Выбрать главу

И это гнусное происшествие, не выходящее из круга обыкновенных происшествий в Новопетровском укреплении. И я в этом омуте, среди этого нравственного безобразия, седьмой год уже кончаю. Страшно! Теперь, когда уже узнали о моем освобождении, то ближайшие мои начальники – фельдфебель и ротный командир, не увольняя меня от ученья и караула, позволили мне свободные часы от службы проводить на огороде, за что я им сердечно благодарен. На огороде, или в саду – летняя резиденция нашей комендантши, и все свободное время теперь я провожу в ее семействе; у нее двое миленьких детей, Наташенька и Наденька, и это единственный мой отдых и рассеяние в этом отвратительном захолустье.

17 [июня]

Сегодня, в четвертом часу утра, пришел я на огород. Утро было тихое, прекрасное. Иволги и ласточки нарушали изредка только сонную и сладкую тишину утра. С некоторого времени, с тех пор как мне позволено уединяться, я чрезвычайно полюбил уединение. Милое уединение! Ничего не может быть в жизни слаще, очаровательнее уединения, особенно перед лицом улыбающей[ся], цветущей красавицы матери Природы. Под ее сладким волшебным обаянием человек невольно погружается сам в себя и видит Бога на земле, как говорит поэт. Я и прежде не любил шумной деятельности, или, лучше сказать, шумного безделья. Но после десятилетней казарменной жизни уединение мне кажется настоящим раем. А я все так и не могу ни за что приняться. Ни малейшей охоты к труду. Сижу или лежу молча по целым часам под моею любимою вербою, и хоть бы на смех что-нибудь шевельнулося в воображении. Таки совершенно ничего. Настоящий застой. И это томительное состояние началося у меня с 7 апреля, т. е. со дня получения письма от М. Лазаревского. Свобода и дорога меня совершенно поглотили. Спасибо еще Кулишу, что догадался прислать книг, а то я не знал бы, что с собою делать. В особенности благодарен я ему за «Записки о Южной Руси». Я эту книгу скоро наизусть буду читать. Она мне так живо, так волшебно живо напомнила мою прекрасную бедную Украину, что я как будто с живыми беседую с ее слипыми лирныками и кобзарями. Прекраснейший, благороднейший труд. Бриллиант в современной исторической литературе. Пошли тебе Господи, друже мой искренний, силу, любовь и терпение продолжать эту неоцененную книгу. Прочитавши в первый раз эту алмазную книгу, я дерзнул было делать замечания, но когда прочитал в другой и в третий раз, то увидел, что заметки мои – заметки пьяного человека и ничего больше. Окроме Суботова, т. е. насчет места бывшего дома Богдана Хмельницкого. Но такое ничтожное пятнышко не должно быть замечаемо на драгоценной ткани. Я обещал, начитавшись до отвалу этой книги, послать ее Кухаренку и теперь жалею, что обещал. Во-первых, потому, что я ее никогда не начитаюсь до отвалу. А во-вторых, потому, что поля книги испачканы нелепыми замечаниями. Даст Бог, я ему из Петербурга вышлю чистенький экземпляр.
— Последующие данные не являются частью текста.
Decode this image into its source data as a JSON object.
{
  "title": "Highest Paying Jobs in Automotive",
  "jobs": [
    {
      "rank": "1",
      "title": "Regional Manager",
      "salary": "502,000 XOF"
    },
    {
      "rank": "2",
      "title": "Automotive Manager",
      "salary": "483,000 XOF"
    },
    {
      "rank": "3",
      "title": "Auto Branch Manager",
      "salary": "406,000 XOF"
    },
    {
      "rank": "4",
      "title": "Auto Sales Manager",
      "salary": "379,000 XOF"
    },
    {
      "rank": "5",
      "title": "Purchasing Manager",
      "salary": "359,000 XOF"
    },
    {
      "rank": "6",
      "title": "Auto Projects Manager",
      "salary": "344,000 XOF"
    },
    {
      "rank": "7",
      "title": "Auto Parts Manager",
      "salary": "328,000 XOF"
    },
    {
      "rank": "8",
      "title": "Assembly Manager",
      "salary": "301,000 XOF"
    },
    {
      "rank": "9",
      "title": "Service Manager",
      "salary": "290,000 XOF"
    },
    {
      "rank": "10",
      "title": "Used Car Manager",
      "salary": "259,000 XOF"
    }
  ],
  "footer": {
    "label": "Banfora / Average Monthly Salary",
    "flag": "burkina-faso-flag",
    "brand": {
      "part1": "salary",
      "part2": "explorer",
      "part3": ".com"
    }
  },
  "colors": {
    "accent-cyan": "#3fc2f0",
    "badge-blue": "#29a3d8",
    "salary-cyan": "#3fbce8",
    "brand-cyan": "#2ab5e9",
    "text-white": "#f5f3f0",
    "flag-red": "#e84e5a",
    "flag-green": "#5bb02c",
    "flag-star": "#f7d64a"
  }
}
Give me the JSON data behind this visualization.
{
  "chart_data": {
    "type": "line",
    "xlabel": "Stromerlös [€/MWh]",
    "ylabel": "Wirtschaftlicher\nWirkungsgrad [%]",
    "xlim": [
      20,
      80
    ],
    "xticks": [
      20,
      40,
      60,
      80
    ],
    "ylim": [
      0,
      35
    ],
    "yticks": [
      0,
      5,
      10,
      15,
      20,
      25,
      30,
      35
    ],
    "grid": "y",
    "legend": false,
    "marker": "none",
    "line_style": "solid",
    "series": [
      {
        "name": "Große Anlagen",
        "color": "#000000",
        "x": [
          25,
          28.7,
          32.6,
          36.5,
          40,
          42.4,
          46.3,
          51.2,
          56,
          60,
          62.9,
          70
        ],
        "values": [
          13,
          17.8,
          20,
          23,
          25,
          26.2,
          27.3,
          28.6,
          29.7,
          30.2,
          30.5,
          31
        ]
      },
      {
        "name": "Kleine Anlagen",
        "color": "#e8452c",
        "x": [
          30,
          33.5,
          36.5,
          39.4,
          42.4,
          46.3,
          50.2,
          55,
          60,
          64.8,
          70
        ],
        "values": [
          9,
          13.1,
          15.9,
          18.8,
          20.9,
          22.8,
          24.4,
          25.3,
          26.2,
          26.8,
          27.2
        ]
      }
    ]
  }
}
Вчерашний водевиль кончился, как и следовало ожидать, сегодня миром и гомерической попойкой с песельниками. Интересно знать, чем кончится свадьба. Вероятно, дракой.

18 [июня]

Сегодня я, как и вчера, точно так же рано пришел на огород, долго лежал под вербою, слухал иволгу и, наконец, заснул. Видел во сне Межигорского Спаса, Дзвонковую Криныцю и потом Выдубецкий монастырь. А потом – Петербург и свою милую Академию. С недавнего времени мне начали грезиться во сне знакомые, давно не виданные предметы. Скоро ли увижу все это я наяву? Сновидение имело на меня прекрасное влияние в продолжение всего дня, а тем более, что сегодня гурьевскую, т. е. оренбургскую, почту ожидали. К вечеру действительно почта пришла, но ни мне, ни обо мне ничего не привезла. Опять я спустил нос на квинту. Опять тоска и бесконечное ожидание. Неужели от 16 апреля до сих пор не могли сделать в корпусном штабе насчет меня распоряжения? Холодные, равнодушные тираны! Вечером возвратился я в укрепление и получил приказание от фельдфебеля готовиться к смотру. Это результат давно ожиданной почты и с таким трепетом ожиданной Свободы. Тяжело, невыразимо тяжело! Я одурею, наконец, от этого бесконечного ожидания.